Les syndicats accrochés aux branches
Il semble néanmoins que les syndicats aient réussi à maintenir leur pouvoir. Les branches continueront à déterminer les règles sur les sujets principaux comme les salaires minimaux hiérarchiques, le temps de travail, ou encore l’utilisation des CDD/CDI de chantier. Autrement dit, il ne reste plus grand chose aux négociations locales. Cette abdication est d’autant plus regrettable qu’Emmanuel Macron avait l’habitude de dresser un diagnostic plutôt correct de l’économie française, en particulier quand il était au gouvernement. Le manque de concurrence était considéré, à raison, comme la cause principale de la stagnation de la productivité et la source des inégalités sociales entre insiders et outsiders.
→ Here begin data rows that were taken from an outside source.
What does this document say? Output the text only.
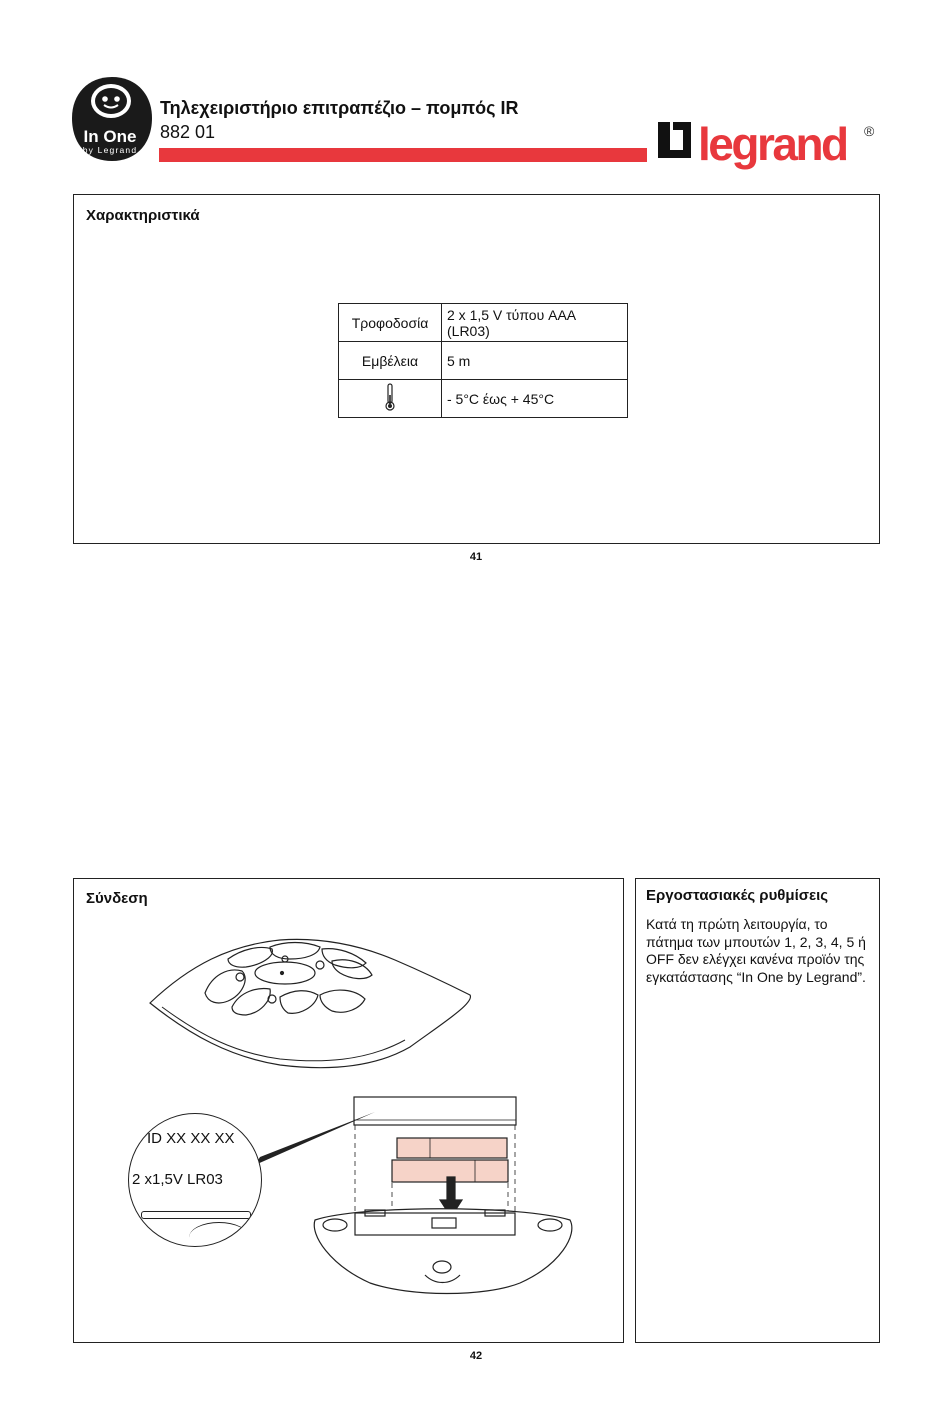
In One
by Legrand
Τηλεχειριστήριο επιτραπέζιο – πομπός IR
882 01	legrand ®
Χαρακτηριστικά
Τροφοδοσία	2 x 1,5 V τύπου AAA (LR03)
Εμβέλεια	5 m
	- 5°C έως + 45°C
41
Σύνδεση	Εργοστασιακές ρυθμίσεις
Κατά τη πρώτη λειτουργία, το πάτημα των μπουτών 1, 2, 3, 4, 5 ή OFF δεν ελέγχει κανένα προϊόν της εγκατάστασης “In One by Legrand”.
ID XX XX XX
2 x1,5V LR03
42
La lutte des classes entre CDI et CDD
Sur le marché de l’emploi, la véritable « lutte des classes » concerne en effet les travailleurs permanents qui bénéficient de règles protectionnistes, notamment en matière de licenciement, au détriment des autres : les travailleurs temporaires condamnés à jouer les variables d’ajustement faute de bénéficier d’une égalité concurrentielle ainsi que les chômeurs privés de mobilité sociale en raison des coûts de transaction élevés lors de l’embauche et de la rupture des relations professionnelles.
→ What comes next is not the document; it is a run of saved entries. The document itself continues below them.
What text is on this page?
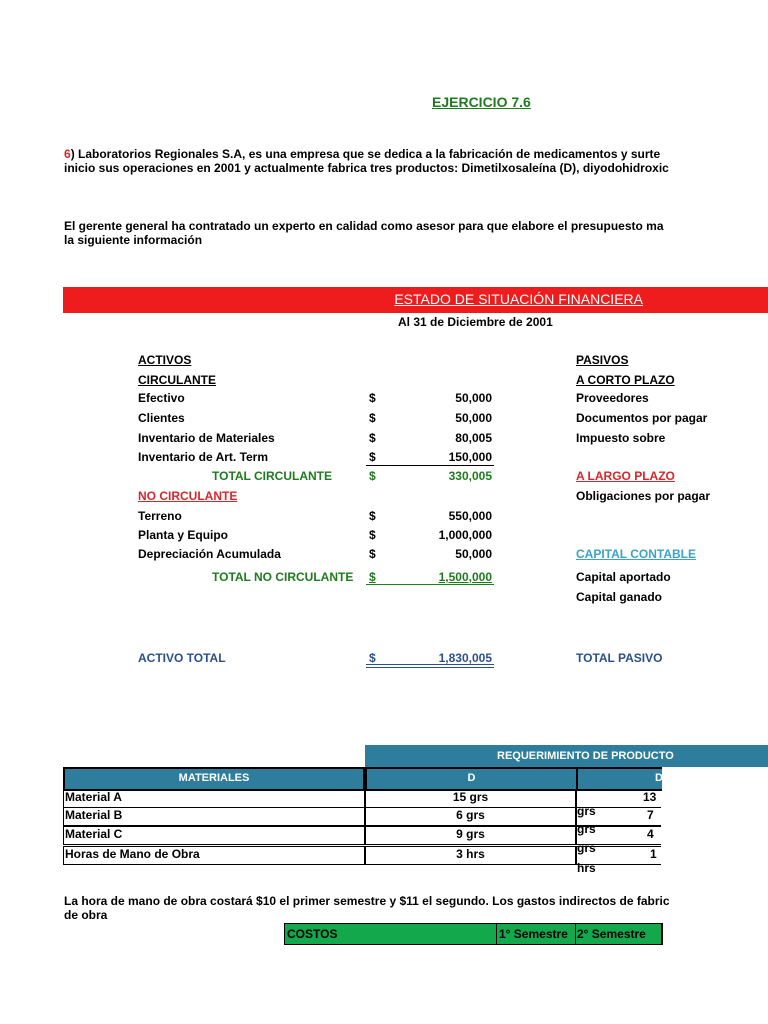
EJERCICIO 7.6
6) Laboratorios Regionales S.A, es una empresa que se dedica a la fabricación de medicamentos y surte
inicio sus operaciones en 2001 y actualmente fabrica tres productos: Dimetilxosaleína (D), diyodohidroxic
El gerente general ha contratado un experto en calidad como asesor para que elabore el presupuesto ma
la siguiente información
ESTADO DE SITUACIÓN FINANCIERA
Al 31 de Diciembre de 2001
ACTIVOS
CIRCULANTE
Efectivo	$	50,000
Clientes	$	50,000
Inventario de Materiales	$	80,005
Inventario de Art. Term	$	150,000
TOTAL CIRCULANTE	$	330,005
NO CIRCULANTE
Terreno	$	550,000
Planta y Equipo	$	1,000,000
Depreciación Acumulada	$	50,000
TOTAL NO CIRCULANTE $	1,500,000
ACTIVO TOTAL	$	1,830,005
PASIVOS
A CORTO PLAZO
Proveedores
Documentos por pagar
Impuesto sobre
A LARGO PLAZO
Obligaciones por pagar
CAPITAL CONTABLE
Capital aportado
Capital ganado
TOTAL PASIVO
REQUERIMIENTO DE PRODUCTO
MATERIALES	D	D
Material A	15 grs	13 grs
Material B	6 grs	7 grs
Material C	9 grs	4 grs
Horas de Mano de Obra	3 hrs	1 hrs
La hora de mano de obra costará $10 el primer semestre y $11 el segundo. Los gastos indirectos de fabric
de obra
COSTOS	1° Semestre 2° Semestre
Ce n’est certainement pas en se contentant de plafonner les indemnités prud’homales pour les licenciements « abusifs » ou en réduisant les délais durant lesquels il sera possible de saisir le juge (entre autres mesures cosmétiques) que cette situation va fondamentalement changer. L’incapacité d’Emmanuel Macron à engager des réformes plus radicales n’est pas seulement désastreuse sur le plan économique. Elle comporte un véritable risque sur le plan politique. La réforme a beau être présentée comme révolutionnaire, le faible effet qu’elle aura sur l’employabilité des Français risque de conduire ces derniers à se résigner à l’idée que tout a été essayé contre le chômage comme François Mitterand se plaisait à le dire.
Il ne restera alors plus que les « solutions » populistes promues par l’extrême-gauche et l’extrême-droite avec les conséquences dramatiques qu’elles impliqueraient pour la France et l’Europe.